O artigo 38 é claro ao garantir benefícios aos proprietários de imóveis tombados, com o objetivo de assegurar sua conservação. Entre eles, estão a redução do IPTU, parcerias com o poder público e a iniciativa privada, enquadramento em leis de incentivo à cultura e até incentivos construtivos. Na prática, isso significa que, ao aprovar o tombamento do Clube Náutico, a Câmara pode ter aberto caminho para que a CSN solicite benefícios fiscais sem qualquer garantia de reabertura ou utilização do espaço. Isso se já não fez em relação ao imóvel no coração da Vila que foi ocupado durante anos pelo Clube Umuarama, entre outros. 

Centro de Puericultura espera por mudanças na lei do Plano Diretor de VR

Sem investimentos 

Outro ponto que os vereadores de Volta Redonda não estão levando em conta – e deveriam – é que o tombamento de imóveis em diversos bairros anda prejudicando o próprio desenvolvimento do município. A direção do Clube dos Funcionários, por exemplo, se vê engessada em relação ao Cine 9 de Abril, tido como o maior da América Latina, com seus 1.500 lugares. O imóvel foi tombado pela Câmara, e o clube não consegue modernizar a sala de cinema. 
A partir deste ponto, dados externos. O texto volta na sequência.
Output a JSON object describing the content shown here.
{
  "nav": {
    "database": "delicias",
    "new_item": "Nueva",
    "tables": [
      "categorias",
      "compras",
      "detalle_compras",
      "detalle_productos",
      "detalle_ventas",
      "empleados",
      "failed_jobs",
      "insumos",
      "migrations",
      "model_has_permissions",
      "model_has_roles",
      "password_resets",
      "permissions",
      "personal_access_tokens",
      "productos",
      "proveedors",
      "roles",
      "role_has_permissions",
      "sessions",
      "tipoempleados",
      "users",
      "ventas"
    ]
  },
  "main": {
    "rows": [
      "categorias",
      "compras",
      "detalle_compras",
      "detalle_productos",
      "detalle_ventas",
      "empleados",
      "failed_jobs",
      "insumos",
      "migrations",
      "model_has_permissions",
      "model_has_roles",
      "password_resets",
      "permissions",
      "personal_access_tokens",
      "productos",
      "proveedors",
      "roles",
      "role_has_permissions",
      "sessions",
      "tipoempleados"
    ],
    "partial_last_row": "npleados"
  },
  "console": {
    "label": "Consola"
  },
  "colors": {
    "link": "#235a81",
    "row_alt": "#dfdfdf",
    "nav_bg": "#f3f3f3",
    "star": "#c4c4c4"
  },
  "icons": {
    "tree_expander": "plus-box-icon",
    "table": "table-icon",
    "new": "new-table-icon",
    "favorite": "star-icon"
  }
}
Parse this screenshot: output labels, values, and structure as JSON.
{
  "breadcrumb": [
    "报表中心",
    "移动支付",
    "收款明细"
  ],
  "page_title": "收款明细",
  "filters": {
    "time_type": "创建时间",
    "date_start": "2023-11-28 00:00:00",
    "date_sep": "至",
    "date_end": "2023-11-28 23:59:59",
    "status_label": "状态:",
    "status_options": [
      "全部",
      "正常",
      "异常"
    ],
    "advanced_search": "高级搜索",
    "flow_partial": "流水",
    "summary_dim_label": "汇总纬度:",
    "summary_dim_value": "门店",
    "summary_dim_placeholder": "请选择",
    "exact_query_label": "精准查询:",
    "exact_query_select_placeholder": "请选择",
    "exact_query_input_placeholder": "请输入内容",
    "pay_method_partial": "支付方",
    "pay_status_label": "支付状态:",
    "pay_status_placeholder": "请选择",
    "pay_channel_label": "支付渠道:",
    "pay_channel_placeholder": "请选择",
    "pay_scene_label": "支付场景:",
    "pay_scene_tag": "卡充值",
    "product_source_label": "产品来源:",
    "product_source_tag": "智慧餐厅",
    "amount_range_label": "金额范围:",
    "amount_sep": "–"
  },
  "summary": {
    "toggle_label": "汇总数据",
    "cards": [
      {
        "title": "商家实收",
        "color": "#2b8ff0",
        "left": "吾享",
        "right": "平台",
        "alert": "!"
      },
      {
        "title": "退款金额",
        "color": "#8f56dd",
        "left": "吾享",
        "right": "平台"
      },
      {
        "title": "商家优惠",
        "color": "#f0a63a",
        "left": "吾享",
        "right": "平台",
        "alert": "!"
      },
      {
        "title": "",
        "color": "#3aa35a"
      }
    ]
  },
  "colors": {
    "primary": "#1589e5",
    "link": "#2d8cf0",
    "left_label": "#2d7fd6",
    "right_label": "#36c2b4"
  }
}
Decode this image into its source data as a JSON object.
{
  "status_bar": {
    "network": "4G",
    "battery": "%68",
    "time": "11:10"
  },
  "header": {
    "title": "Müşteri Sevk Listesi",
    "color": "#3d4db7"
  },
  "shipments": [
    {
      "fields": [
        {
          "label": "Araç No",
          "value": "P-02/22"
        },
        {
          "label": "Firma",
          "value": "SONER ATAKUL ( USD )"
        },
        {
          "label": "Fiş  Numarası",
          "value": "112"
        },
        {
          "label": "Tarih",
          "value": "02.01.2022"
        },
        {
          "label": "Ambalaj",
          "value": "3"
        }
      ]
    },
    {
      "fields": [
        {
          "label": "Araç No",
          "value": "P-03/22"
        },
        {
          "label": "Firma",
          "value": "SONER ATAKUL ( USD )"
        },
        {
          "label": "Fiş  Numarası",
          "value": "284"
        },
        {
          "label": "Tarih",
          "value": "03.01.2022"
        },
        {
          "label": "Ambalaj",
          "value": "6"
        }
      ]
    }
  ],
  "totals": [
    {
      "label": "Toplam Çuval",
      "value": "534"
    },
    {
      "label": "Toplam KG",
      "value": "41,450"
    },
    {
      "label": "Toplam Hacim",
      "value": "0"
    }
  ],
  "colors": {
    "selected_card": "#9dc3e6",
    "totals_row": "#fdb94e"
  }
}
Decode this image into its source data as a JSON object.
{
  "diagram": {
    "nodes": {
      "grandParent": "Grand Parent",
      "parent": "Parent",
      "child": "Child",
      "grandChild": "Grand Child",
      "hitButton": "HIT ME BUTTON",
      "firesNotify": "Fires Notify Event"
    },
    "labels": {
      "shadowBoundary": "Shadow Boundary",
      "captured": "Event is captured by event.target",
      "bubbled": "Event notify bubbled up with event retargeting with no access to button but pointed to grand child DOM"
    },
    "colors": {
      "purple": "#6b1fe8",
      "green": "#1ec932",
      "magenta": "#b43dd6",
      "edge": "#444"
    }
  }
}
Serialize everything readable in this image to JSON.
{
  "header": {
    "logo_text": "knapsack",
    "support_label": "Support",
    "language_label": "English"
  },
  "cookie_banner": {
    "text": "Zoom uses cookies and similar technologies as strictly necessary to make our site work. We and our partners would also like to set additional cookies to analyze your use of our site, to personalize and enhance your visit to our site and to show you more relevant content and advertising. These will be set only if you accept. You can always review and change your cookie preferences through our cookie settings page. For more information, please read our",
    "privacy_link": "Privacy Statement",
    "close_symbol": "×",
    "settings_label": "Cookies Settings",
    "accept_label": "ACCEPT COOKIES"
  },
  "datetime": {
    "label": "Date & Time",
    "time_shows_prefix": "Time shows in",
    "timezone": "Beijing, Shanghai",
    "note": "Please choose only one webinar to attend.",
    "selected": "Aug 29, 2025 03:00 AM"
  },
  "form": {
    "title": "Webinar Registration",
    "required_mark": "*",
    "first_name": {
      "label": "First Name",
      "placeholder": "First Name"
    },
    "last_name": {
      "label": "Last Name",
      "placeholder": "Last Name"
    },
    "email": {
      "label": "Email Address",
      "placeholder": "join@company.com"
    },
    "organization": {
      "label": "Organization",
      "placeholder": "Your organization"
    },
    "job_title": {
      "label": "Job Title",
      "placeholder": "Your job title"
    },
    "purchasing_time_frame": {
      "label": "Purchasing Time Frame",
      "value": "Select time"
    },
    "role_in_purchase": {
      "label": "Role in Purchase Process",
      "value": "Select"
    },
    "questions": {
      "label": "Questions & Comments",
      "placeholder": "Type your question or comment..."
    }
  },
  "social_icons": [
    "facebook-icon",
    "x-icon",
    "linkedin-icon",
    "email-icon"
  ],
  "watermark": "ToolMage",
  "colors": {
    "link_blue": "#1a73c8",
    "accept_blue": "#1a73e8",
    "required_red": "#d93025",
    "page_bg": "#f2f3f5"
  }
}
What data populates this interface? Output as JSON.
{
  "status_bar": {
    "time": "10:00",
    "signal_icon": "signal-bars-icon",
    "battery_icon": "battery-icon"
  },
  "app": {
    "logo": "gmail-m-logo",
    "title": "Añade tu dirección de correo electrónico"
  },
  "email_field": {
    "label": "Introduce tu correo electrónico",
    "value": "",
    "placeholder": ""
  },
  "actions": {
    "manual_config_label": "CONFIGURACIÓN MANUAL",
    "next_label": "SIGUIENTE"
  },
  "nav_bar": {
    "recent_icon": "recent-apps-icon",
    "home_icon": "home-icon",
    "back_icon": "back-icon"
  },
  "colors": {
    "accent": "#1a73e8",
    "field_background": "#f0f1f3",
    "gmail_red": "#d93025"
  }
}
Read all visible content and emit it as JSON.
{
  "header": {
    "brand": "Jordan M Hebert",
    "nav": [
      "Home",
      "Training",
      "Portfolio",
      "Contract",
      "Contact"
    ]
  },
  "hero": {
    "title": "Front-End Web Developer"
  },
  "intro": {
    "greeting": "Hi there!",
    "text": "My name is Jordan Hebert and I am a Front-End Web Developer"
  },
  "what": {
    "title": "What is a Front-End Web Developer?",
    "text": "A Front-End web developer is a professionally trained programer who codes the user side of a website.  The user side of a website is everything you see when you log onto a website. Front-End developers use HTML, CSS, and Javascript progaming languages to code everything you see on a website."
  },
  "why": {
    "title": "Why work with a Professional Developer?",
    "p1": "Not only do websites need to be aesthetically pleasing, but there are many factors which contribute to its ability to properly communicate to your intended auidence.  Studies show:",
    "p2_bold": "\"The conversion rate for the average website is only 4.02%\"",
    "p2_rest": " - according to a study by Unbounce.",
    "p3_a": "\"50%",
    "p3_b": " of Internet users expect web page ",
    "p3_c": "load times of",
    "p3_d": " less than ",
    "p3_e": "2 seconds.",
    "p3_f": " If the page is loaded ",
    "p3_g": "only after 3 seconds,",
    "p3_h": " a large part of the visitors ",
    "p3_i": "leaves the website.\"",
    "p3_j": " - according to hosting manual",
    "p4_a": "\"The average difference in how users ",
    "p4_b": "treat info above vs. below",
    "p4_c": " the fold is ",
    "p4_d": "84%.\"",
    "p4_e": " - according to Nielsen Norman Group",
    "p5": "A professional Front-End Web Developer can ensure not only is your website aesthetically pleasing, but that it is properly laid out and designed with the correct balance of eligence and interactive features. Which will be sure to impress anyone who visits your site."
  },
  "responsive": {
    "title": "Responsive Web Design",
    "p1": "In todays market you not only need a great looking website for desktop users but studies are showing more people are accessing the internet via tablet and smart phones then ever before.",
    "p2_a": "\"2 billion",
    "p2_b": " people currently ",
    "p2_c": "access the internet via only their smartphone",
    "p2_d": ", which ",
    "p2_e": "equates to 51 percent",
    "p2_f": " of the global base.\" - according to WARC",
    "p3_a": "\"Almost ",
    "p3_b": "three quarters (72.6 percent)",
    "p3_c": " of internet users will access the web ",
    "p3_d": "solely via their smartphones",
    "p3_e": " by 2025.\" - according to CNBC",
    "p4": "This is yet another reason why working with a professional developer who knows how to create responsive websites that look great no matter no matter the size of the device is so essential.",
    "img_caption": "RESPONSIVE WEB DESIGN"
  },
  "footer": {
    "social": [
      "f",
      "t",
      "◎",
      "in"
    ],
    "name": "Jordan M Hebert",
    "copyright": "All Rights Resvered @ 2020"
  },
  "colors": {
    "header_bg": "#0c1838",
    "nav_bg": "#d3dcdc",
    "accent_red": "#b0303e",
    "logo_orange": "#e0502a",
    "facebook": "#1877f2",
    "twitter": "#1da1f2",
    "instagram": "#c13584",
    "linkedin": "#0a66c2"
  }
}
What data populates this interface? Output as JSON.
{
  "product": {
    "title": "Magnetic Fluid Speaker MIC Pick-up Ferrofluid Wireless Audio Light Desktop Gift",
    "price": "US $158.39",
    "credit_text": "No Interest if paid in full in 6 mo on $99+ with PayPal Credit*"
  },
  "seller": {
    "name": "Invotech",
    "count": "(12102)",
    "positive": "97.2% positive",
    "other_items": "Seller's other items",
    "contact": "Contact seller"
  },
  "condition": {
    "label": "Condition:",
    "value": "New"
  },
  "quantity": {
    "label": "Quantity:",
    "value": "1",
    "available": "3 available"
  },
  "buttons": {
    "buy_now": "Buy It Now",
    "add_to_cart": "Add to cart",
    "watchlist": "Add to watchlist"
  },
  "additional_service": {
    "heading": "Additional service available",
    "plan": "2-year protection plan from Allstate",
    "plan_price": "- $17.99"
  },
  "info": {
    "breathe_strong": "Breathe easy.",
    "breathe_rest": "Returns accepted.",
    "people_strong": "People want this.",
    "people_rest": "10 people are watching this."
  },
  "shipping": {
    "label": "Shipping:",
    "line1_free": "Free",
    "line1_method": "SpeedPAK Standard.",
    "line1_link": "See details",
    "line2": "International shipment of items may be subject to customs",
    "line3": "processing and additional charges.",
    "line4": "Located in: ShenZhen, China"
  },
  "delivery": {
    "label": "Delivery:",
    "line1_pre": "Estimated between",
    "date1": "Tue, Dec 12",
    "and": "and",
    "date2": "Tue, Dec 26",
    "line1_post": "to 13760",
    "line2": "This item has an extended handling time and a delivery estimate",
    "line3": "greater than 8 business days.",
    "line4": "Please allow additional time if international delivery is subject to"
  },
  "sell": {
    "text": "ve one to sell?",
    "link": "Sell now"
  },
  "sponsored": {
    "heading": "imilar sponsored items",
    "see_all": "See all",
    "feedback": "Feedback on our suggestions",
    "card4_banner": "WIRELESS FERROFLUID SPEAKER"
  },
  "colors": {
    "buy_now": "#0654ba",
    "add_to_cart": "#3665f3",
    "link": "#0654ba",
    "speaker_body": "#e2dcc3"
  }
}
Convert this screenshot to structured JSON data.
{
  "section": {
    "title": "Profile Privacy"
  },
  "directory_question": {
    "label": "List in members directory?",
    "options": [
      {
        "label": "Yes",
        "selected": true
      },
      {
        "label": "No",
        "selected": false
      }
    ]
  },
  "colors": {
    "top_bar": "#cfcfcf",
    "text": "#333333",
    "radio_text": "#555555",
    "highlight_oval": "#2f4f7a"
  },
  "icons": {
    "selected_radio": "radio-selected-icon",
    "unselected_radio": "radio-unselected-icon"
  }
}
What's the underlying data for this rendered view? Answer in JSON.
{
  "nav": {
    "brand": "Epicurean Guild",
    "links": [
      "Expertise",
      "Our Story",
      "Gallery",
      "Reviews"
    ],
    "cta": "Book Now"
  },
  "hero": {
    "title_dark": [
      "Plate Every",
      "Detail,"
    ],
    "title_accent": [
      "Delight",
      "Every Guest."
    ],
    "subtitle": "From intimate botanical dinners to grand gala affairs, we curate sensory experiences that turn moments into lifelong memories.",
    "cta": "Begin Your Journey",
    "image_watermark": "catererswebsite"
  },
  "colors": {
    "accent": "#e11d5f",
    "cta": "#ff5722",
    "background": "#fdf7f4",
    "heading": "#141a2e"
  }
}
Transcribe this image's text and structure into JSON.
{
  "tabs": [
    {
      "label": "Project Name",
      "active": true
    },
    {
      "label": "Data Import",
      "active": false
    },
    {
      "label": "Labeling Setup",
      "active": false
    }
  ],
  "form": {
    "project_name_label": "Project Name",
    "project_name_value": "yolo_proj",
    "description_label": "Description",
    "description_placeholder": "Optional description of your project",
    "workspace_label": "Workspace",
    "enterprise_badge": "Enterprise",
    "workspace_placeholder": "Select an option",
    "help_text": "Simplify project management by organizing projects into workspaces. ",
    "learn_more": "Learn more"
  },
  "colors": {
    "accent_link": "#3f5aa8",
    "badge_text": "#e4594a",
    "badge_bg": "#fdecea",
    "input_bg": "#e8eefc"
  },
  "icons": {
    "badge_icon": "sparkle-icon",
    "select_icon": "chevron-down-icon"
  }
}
Outro exemplo: o antigo Centro de Puericultura da CSN, na Rua 33, na Vila. Ele também é um dos imóveis tombados pelos vereadores de Volta Redonda – Lei Municipal nº 2.690 de 15/10/1991 – e está fechado há anos. A siderúrgica chegou a reformá-lo recentemente e muitos acharam que seria negociado (uma permuta) com o Palácio 17 de Julho. Não foi. Tem mais. A CSN tem um projeto para erguer uma torre comercial bem no centro do imóvel. Nesse caso, não seria acusada de estar infringindo a lei do tombamento. Só que a ideia esbarra em outro problema, muito mais sério, criado também por conta da política local. O edifício não poderia ter mais que três andares de acordo com o Plano Diretor em vigor. Coisa de doido, afinal, o Shopping 33, vizinho ao Centro de Puericultura, tem oito andares. Ou seja, se os políticos não mudarem o Plano Diretor, tudo vai ficar como dantes no quartel de Abrantes.

Audiência

Aliás, na próxima quarta, 6, às 19 horas, a Prefeitura de Volta Redonda vai realizar a primeira audiência pública da fase de prognóstico da revisão do Plano Diretor Participativo do município. O evento, aberto a toda a população, será na sede da Aciap-VR, no Aterrado. Na audiência serão compartilhados com os moradores os resultados das plenárias da fase de prognóstico, realizadas entre março e abril com representantes de diversos setores da sociedade civil e Poder Público Municipal. O objetivo é preparar a Lei da Revisão do Plano Diretor de Volta Redonda.